Conforme a startup vai tracionando e crescendo, os empreendedores se deparam com problemas estruturais e tecnológicos, fazendo com que grande parte do trabalho da empresa precise ser automatizado. “Infelizmente a maioria dos empreendedores não chega até este problema. Por isso reforço a combinação de foco no produto, em um marketing criativo, que não use apenas os canais tradicionais e metas de tração mensais ou, no máximo, trimestrais”, diz Pedro.
Como o crescimento deve ser sempre antecedido de planejamento, o investidor Fábio Póvoa também dá algumas dicas para que a startup se certifique de que não haverá sobrecarga na hora de ampliar a operação:
- Infra-estrutura: certifique-se de que sua infra estrutura (servidores, gateways de pagamento etc) esteja pronta para picos de acesso e carga. Em geral, infra em nuvem (como Amazon Webservices) já vêm com ferramentas de balanceamento de carga.
- Stress test: execute stress tests para validar não apenas sua infra, mas também e performance (a fim de descobrir gargalos) na sua própria plataforma de software.
- Self service: em geral, o maior gargalo no crescimento é gente, capacidade de contratar e treinar novas pessoas. Procure então estruturar e organizar ferramentas de self service para evitar que demandas dos usuários e consumidores sejam equacionadas por eles mesmos.
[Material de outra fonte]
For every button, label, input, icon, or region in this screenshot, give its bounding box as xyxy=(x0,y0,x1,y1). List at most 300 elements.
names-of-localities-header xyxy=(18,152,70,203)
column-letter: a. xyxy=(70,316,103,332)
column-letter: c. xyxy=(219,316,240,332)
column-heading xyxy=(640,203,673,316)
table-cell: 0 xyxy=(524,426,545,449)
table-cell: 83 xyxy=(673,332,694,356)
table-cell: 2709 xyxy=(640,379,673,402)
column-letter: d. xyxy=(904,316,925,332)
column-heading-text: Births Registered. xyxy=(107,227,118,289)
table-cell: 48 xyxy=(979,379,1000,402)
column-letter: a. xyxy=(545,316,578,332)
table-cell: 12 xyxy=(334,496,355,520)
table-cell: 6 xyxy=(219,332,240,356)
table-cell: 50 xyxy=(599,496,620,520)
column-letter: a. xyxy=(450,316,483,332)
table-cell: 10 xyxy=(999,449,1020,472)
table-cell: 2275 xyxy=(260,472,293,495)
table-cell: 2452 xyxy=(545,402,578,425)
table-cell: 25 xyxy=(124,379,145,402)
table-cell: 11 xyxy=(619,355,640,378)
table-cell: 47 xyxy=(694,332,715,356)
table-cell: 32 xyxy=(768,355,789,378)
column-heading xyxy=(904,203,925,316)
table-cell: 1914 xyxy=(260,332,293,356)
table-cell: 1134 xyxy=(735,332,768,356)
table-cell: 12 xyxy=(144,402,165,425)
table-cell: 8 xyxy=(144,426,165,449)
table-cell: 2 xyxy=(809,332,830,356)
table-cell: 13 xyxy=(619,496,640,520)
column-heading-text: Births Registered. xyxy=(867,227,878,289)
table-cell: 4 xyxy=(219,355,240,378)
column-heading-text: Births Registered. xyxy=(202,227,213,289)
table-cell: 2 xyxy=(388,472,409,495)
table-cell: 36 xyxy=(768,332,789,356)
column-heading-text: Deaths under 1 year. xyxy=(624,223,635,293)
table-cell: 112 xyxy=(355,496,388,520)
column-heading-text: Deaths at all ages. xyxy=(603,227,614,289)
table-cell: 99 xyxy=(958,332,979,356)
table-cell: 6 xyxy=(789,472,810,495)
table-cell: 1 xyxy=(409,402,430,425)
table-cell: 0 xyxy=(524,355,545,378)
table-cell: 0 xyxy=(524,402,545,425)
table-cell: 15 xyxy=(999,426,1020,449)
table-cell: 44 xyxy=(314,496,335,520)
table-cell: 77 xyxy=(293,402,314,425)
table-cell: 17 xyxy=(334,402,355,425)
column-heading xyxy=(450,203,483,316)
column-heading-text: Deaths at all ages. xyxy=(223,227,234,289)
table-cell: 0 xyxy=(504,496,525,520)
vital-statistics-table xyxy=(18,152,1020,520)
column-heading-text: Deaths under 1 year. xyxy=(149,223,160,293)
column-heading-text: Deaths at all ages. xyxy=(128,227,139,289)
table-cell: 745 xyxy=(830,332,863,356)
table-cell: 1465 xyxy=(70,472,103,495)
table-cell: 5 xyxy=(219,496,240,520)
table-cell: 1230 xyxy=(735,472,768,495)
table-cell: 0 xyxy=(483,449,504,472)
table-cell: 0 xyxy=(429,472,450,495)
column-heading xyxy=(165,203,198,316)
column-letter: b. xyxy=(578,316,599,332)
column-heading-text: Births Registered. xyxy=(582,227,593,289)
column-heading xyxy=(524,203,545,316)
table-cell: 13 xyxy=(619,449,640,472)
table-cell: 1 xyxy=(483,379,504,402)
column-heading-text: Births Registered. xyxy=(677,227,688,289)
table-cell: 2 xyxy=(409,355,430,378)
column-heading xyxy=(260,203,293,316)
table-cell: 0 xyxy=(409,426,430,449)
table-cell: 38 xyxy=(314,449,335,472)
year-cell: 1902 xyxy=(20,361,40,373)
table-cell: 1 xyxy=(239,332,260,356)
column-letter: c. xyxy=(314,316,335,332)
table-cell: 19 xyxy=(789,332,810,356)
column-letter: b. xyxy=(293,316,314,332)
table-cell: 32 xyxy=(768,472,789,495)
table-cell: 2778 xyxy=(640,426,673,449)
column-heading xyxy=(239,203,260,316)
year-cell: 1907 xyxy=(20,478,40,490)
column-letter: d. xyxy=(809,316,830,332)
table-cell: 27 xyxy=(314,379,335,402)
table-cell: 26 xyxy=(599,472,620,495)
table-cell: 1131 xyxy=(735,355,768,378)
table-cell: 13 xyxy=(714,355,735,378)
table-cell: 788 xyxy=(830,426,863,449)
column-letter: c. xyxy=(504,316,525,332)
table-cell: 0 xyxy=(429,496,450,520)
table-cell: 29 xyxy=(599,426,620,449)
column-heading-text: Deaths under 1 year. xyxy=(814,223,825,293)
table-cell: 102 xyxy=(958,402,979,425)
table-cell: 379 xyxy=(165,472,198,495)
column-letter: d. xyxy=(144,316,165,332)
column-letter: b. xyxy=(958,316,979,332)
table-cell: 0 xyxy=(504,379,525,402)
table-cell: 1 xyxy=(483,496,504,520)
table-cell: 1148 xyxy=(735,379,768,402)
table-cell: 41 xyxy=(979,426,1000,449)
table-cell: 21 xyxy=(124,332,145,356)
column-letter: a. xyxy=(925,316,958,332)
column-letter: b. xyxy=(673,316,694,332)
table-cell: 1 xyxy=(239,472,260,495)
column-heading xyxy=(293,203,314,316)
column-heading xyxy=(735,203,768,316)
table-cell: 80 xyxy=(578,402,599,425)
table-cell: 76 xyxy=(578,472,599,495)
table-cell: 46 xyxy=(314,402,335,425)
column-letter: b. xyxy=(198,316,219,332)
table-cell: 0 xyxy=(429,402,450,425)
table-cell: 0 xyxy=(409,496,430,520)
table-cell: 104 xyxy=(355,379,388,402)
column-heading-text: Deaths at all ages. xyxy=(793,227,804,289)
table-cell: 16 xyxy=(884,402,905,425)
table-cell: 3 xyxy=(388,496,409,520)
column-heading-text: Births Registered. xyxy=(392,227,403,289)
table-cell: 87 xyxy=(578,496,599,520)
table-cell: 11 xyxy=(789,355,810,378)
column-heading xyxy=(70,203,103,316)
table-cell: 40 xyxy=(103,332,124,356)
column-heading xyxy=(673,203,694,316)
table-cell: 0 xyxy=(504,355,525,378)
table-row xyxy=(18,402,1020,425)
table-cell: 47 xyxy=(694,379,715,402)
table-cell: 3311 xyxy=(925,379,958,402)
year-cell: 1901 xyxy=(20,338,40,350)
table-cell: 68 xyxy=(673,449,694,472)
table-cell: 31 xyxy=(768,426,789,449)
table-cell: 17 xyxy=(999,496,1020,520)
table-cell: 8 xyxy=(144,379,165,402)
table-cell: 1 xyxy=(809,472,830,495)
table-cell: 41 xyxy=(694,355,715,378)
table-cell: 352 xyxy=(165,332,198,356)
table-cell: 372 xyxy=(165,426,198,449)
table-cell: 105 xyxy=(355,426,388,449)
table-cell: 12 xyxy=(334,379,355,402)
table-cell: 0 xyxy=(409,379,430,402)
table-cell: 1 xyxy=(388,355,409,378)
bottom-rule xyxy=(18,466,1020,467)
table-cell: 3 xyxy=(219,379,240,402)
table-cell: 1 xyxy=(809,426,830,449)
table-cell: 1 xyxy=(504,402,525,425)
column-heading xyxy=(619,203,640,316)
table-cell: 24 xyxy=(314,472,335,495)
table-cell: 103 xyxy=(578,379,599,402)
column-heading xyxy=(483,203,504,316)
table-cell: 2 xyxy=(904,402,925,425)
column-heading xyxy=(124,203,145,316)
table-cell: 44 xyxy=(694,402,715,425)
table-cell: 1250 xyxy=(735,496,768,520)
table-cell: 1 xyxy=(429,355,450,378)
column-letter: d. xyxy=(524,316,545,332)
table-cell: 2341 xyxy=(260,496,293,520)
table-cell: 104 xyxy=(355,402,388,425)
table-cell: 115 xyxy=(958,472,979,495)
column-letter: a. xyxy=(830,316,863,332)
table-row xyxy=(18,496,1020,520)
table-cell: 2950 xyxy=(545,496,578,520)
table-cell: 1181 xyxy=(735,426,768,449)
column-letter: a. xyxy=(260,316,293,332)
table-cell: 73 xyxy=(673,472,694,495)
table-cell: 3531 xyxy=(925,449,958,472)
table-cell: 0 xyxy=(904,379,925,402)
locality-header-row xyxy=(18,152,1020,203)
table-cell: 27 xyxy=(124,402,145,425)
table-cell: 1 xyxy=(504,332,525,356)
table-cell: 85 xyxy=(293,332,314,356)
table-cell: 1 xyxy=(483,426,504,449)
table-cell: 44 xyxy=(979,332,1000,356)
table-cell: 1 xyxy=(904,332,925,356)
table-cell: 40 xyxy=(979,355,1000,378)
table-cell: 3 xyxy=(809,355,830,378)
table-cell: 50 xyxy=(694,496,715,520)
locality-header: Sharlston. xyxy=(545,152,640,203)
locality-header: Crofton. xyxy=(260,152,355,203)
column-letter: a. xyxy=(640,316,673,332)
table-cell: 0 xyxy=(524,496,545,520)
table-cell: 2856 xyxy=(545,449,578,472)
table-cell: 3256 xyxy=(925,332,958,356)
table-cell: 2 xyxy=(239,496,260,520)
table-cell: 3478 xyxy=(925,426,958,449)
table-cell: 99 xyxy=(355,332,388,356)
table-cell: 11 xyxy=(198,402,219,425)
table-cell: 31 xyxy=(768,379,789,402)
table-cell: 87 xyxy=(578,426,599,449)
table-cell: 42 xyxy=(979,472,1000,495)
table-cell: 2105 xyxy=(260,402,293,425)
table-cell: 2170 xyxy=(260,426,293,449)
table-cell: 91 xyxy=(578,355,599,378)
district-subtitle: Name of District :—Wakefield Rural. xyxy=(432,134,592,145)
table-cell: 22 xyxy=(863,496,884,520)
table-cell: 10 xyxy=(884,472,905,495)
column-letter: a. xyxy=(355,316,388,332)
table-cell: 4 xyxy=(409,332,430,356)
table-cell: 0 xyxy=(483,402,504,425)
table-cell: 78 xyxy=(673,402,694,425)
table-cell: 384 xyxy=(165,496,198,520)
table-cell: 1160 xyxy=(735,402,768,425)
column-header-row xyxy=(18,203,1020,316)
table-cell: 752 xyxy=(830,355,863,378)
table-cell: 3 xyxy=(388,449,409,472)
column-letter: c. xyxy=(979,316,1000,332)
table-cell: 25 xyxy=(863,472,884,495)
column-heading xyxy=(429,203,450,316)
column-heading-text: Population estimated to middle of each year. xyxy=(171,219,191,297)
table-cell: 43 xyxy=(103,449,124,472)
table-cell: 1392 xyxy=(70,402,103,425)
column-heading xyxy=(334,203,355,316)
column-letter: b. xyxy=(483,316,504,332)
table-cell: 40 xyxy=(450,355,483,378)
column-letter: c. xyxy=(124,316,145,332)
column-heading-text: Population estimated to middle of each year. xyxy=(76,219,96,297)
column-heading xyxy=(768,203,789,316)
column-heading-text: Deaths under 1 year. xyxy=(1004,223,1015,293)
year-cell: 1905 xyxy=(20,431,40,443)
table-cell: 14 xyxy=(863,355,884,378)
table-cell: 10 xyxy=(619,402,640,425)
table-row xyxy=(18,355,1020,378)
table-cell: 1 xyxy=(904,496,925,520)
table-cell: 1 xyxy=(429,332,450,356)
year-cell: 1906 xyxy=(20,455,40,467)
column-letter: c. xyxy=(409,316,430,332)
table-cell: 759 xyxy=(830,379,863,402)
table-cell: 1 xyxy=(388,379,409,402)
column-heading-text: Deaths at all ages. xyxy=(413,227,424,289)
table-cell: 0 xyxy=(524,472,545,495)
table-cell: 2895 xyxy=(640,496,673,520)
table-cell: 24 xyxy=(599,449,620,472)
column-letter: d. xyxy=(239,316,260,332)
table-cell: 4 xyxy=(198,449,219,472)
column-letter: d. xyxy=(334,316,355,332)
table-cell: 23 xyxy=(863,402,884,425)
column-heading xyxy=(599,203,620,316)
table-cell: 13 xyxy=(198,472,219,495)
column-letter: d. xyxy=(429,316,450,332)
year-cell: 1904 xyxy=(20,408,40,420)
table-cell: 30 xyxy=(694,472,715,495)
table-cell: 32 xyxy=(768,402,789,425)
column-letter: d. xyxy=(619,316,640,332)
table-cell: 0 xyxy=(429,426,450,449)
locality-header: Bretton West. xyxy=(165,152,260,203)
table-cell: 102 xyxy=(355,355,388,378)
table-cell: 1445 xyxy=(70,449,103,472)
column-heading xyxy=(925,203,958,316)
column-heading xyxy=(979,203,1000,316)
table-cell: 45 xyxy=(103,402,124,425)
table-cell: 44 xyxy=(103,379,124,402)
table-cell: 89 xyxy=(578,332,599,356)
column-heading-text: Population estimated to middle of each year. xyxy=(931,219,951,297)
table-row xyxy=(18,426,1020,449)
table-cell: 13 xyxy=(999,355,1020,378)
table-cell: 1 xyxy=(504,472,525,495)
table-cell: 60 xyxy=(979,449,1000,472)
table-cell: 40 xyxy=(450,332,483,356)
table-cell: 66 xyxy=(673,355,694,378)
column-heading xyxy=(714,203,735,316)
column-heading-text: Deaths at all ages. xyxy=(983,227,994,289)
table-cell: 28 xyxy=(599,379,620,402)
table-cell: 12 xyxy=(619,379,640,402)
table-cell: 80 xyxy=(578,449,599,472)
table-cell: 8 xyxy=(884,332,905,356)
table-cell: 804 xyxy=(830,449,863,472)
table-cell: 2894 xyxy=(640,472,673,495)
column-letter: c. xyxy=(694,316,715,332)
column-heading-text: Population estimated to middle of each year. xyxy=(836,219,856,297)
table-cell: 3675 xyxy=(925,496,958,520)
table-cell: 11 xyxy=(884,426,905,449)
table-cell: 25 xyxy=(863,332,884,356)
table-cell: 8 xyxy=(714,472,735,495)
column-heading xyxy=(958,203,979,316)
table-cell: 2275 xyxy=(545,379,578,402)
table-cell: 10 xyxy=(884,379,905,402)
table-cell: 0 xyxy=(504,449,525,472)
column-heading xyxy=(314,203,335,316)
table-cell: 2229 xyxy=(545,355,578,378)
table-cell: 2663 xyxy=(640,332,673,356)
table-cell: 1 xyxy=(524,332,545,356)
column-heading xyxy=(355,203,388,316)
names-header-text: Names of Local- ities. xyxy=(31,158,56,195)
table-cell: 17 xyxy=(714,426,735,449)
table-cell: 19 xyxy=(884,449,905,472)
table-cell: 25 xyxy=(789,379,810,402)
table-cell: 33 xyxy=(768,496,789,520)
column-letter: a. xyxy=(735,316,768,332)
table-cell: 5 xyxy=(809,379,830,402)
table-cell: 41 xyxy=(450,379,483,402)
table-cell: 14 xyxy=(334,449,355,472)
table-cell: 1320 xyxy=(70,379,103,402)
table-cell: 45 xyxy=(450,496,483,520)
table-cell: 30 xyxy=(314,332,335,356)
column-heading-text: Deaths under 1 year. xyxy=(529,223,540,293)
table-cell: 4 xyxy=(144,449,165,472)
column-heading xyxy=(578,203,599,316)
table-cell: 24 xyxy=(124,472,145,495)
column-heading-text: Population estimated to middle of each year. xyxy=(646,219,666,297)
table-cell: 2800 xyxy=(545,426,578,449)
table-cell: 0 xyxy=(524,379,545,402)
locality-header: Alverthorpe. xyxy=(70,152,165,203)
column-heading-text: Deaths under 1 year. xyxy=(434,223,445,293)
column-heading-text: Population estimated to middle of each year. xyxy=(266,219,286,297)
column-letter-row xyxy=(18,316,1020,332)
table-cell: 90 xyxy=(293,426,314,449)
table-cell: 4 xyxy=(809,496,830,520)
Por exemplo, FAQs, formulários inteligentes de dúvidas que já mapeiam palavras chave e sugerem respostas etc.
- Processo: procure estruturar e implementar processos de negócios automatizáveis, que possam escalar junto com sua operação. Por exemplo, todo o ciclo de vida básico de acesso, sign-up, compra, confirmação, delivery, billing etc, deve estar integrado com ferramentas de lead gen, mkt online, gateways de pagamento, help desk e outras ferramentas, integráveis via API, de forma a tornar sua operação o mais automatizada possível.
- Documentação: além de automatizáveis, os principais processos de negócios, particularmente aqueles em que há um ponto de contato com clientes, precisam estar documentados. Isso facilita que novos colaboradores – estagiários – possam ser incorporados ao time, se capacitem com a leitura destes processos e aumentem a capacidade de atendimento e operação, sem prejuízo à produtividade dos demais colaboradores para treinamento e gestão.
Aceleradoras e investidores
Como aceleradoras e investidores costumam ter ampla experiência com o ecossistema de startups, são peças importantes para ajudar o empreendedor a tracionar o negócio. Fábio Póvoa diz que nesta hora, a ação do investidor pode ser decisiva.”A melhor forma é capacitar o time de founders, disseminando as melhores práticas, dando exemplos práticos e cobrando uma disciplina em torno dos experimentos de tração – brainstorm de canais, priorização, planejamento dos experimentos, modelagem financeira, deliverables concretos (landing pages, campanhas online), hipóteses a serem testadas, resultados atingidos”, explica.
Já as aceleradoras ajudam o empreendedor a entender estes processos e fazem com que o dinheiro de investimento seja utilizado efetivamente para o crescimento do negócio. “É uma jornada árdua, mas somente assim o empreendedor está preparado para receber o capital dos investidores. Vários investidores-anjo possuem experiência no setor de atuação da empresa e podem ajudar com dicas e contatos importantes na área. É papel do empreendedor tirar o maior proveito possível destes recursos”, finaliza Pedro.